I am trying to understand how intersections of images and kernals under $k$-th powered linear mappings can be non-trival for some values of $k$ rather than others.
Let $Y$ be a 6 dimensional vector space over some field $\mathbb F$ and $T\in L(Y, Y)$.
Suppose there are two vectors $\mathbf{u}$, $\mathbf{v}$ such that $$T^3(\mathbf{u}) = T^3(\mathbf{v}) = \mathbf{0} \quad \quad \textrm{ where } T^2(\mathbf{u}) \textrm{ and } T^2(\mathbf{v}) \textrm{ are linearly independent. } $$
Let $$N_{1} = \text{span}\{\mathbf{u},\mathbf{v}\} \quad \textrm{ and } \quad N_{2} = \text{span}\{T(\mathbf{u}), T(\mathbf{v})\} \quad \textrm{ and } \quad N_{3} = \text{span}\{T^2(\mathbf{u}),T^2(\mathbf{v})\}$$
We know and can prove that $Y = N_{1} ⊕ N_{2} ⊕ N_{3}$.
My question is knowing that $\quad Y=N1⊕N2⊕N3 \quad$ how could we explain why $\quad im(T^2) \cap ker(T^2) \quad$ is not trivial but $\quad im(T^k) \cap ker(T^k) \quad$ is trivial for all $k \geq 3$?
$Y = N_{1} ⊕ N_{2} ⊕ N_{3}$ tells you a lot of information.
for $k\geq 3$ you have $T^k$ annihilates $N_i$ for arbitrary $i$ so $T^kY =\mathbf 0\implies \ker T^k = Y \text{ and } T^k =\mathbf 0$. The intersection is zero dimensional.
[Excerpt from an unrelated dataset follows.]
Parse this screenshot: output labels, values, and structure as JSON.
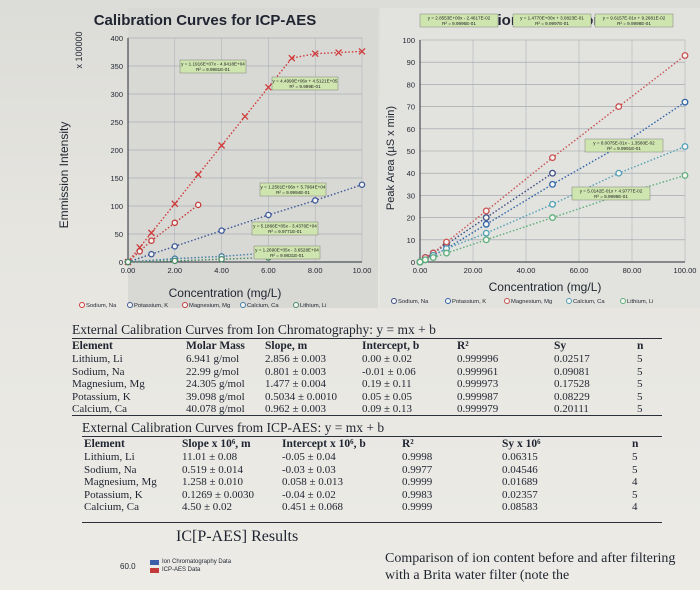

If $\text{im}T^2 \cap \ker T^2=\{0\}$ then $\text{rank}\big(T^2\big)=\text{rank}\big(T^3\big)=0$ so
$T^2(\mathbf{u}) \textrm{ and } T^2(\mathbf{v})$ are both zero and hence not linearly independent, a contradiction. Thus $\text{im }T^2 \cap \ker T^2\neq \{0\}$